Front Cell Dev Biol ; 8: 590192, 2020.
Artigo em Inglês | MEDLINE | ID: mdl-33224954

RESUMO

Cancer cells experience unique and dynamic shifts in their metabolic function in order to survive, proliferate, and evade growth inhibition in the resource-scarce tumor microenvironment. Therefore, identification of pharmacological agents with potential to reprogram cancer cell metabolism may improve clinical outcomes in cancer therapy. Cancer cells also often exhibit an increased dependence on the process known as autophagy, both for baseline survival and as a response to stressors such as chemotherapy or a decline in nutrient availability. There is evidence to suggest that this increased dependence on autophagy in cancer cells may be exploitable clinically by combining autophagy modulators with existing chemotherapies.

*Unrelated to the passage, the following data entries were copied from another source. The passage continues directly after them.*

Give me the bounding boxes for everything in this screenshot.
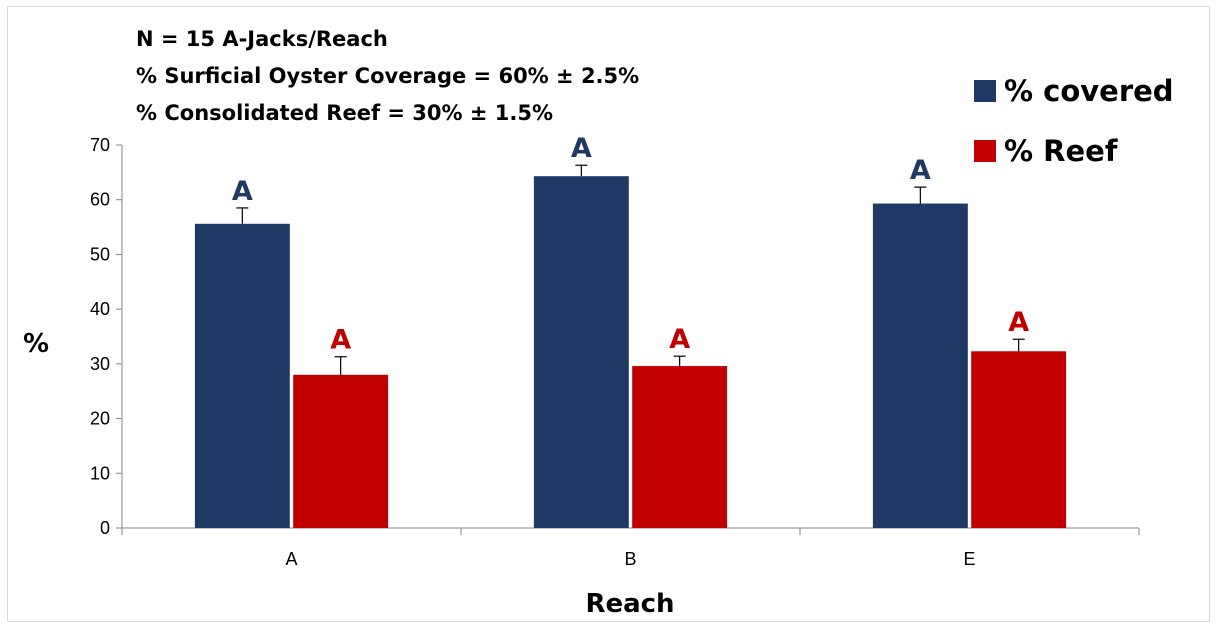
x-tick-label: E <box>963 549 975 569</box>
y-tick-label: 40 <box>90 299 110 319</box>
x-tick-label: A <box>285 549 297 569</box>
legend-label: % covered <box>1004 74 1174 108</box>
y-tick-label: 30 <box>90 354 110 374</box>
y-axis: 0 10 20 30 40 50 60 70 <box>90 135 123 538</box>
bar <box>632 366 728 528</box>
significance-label: A <box>330 325 351 356</box>
bar <box>194 223 290 528</box>
annotation-consolidated-reef: % Consolidated Reef = 30% ± 1.5% <box>136 101 553 125</box>
y-axis-title: % <box>23 329 49 359</box>
significance-label: A <box>232 176 253 207</box>
x-axis-title: Reach <box>585 589 674 619</box>
y-tick-label: 0 <box>100 518 110 538</box>
bar <box>533 176 629 529</box>
annotation-oyster-coverage: % Surficial Oyster Coverage = 60% ± 2.5% <box>136 64 639 88</box>
legend: % covered % Reef <box>974 74 1174 168</box>
y-tick-label: 20 <box>90 409 110 429</box>
significance-label: A <box>910 155 931 186</box>
significance-label: A <box>571 133 592 164</box>
bars: A A A A A A <box>194 133 1067 529</box>
bar <box>872 203 968 528</box>
legend-label: % Reef <box>1004 134 1118 168</box>
chart-annotations: N = 15 A-Jacks/Reach % Surficial Oyster … <box>136 27 639 125</box>
y-tick-label: 50 <box>90 244 110 264</box>
annotation-sample-size: N = 15 A-Jacks/Reach <box>136 27 388 51</box>
significance-label: A <box>669 324 690 355</box>
legend-swatch <box>974 140 996 162</box>
chart-frame <box>7 6 1210 622</box>
y-tick-label: 60 <box>90 190 110 210</box>
y-tick-label: 70 <box>90 135 110 155</box>
x-tick-label: B <box>624 549 636 569</box>
bar <box>293 374 389 528</box>
legend-swatch <box>974 80 996 102</box>
bar <box>971 351 1067 528</box>
significance-label: A <box>1008 307 1029 338</box>
y-tick-label: 10 <box>90 463 110 483</box>
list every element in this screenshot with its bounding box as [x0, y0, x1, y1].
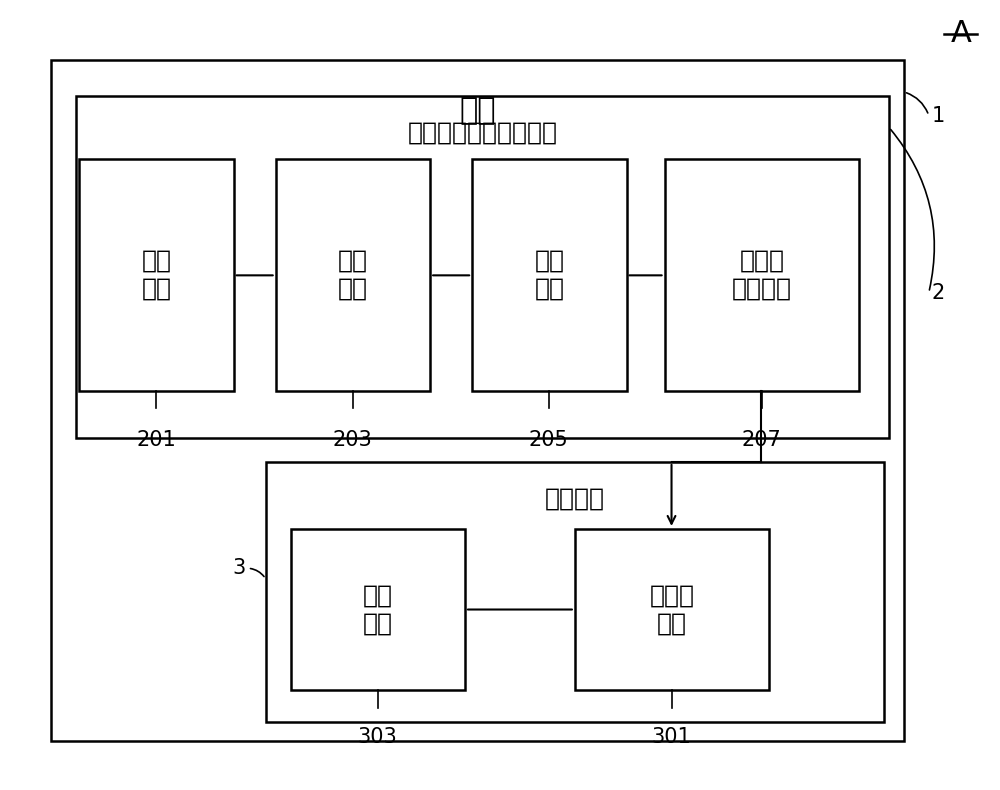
Text: 光信号
处理电路: 光信号 处理电路: [732, 249, 792, 301]
Text: 存储
电路: 存储 电路: [363, 584, 393, 635]
Bar: [291, 529, 465, 690]
Text: 301: 301: [652, 728, 691, 747]
Text: A: A: [950, 19, 971, 47]
Text: 光侦
测器: 光侦 测器: [534, 249, 564, 301]
Bar: [76, 96, 889, 438]
Bar: [276, 159, 430, 391]
Text: 驱动
电路: 驱动 电路: [141, 249, 171, 301]
Bar: [472, 159, 627, 391]
Text: 3: 3: [232, 559, 246, 578]
Text: 1: 1: [932, 106, 945, 126]
Text: 203: 203: [333, 431, 372, 450]
Text: 205: 205: [529, 431, 569, 450]
Bar: [575, 529, 769, 690]
Bar: [79, 159, 234, 391]
Bar: [665, 159, 859, 391]
Bar: [51, 60, 904, 741]
Text: 发光
元件: 发光 元件: [338, 249, 368, 301]
Text: 303: 303: [357, 728, 397, 747]
Text: 201: 201: [136, 431, 176, 450]
Text: 壳体: 壳体: [459, 96, 496, 125]
Text: 207: 207: [741, 431, 781, 450]
Bar: [266, 462, 884, 722]
Text: 转换电路: 转换电路: [545, 487, 605, 511]
Text: 2: 2: [932, 283, 945, 303]
Text: 微控制
电路: 微控制 电路: [650, 584, 695, 635]
Text: 光体积变化描记图电路: 光体积变化描记图电路: [408, 121, 558, 145]
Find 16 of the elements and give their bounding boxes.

In light of the increased metabolic rate in cancer cells, interest is growing in approaches aimed at "starving" cancer through dietary and pharmacologic interventions that reduce availability of nutrients and pro-growth hormonal signals known to promote cancer progression. Several dietary approaches, including chronic calorie restriction and multiple forms of fasting, have been investigated for their potential anti-cancer benefits, yielding promising results in animal models. Induction of autophagy in response to dietary energy restriction may underlie some of the observed benefit. However, while interventions based on dietary energy restriction have demonstrated safety in clinical trials, uncertainty remains regarding translation to humans as well as feasibility of achieving compliance due to the potential discomfort and weight loss that accompanies dietary restriction. Further induction of autophagy through dietary or pharmacologic metabolic reprogramming interventions may enhance the efficacy of autophagy inhibition in the context of adjuvant or neo-adjuvant chemotherapy. Nonetheless, it remains unclear whether therapeutic agents aimed at autophagy induction, autophagy inhibition, or both are a viable therapeutic strategy for improving cancer outcomes. This review discusses the literature available for the therapeutic potential of these approaches.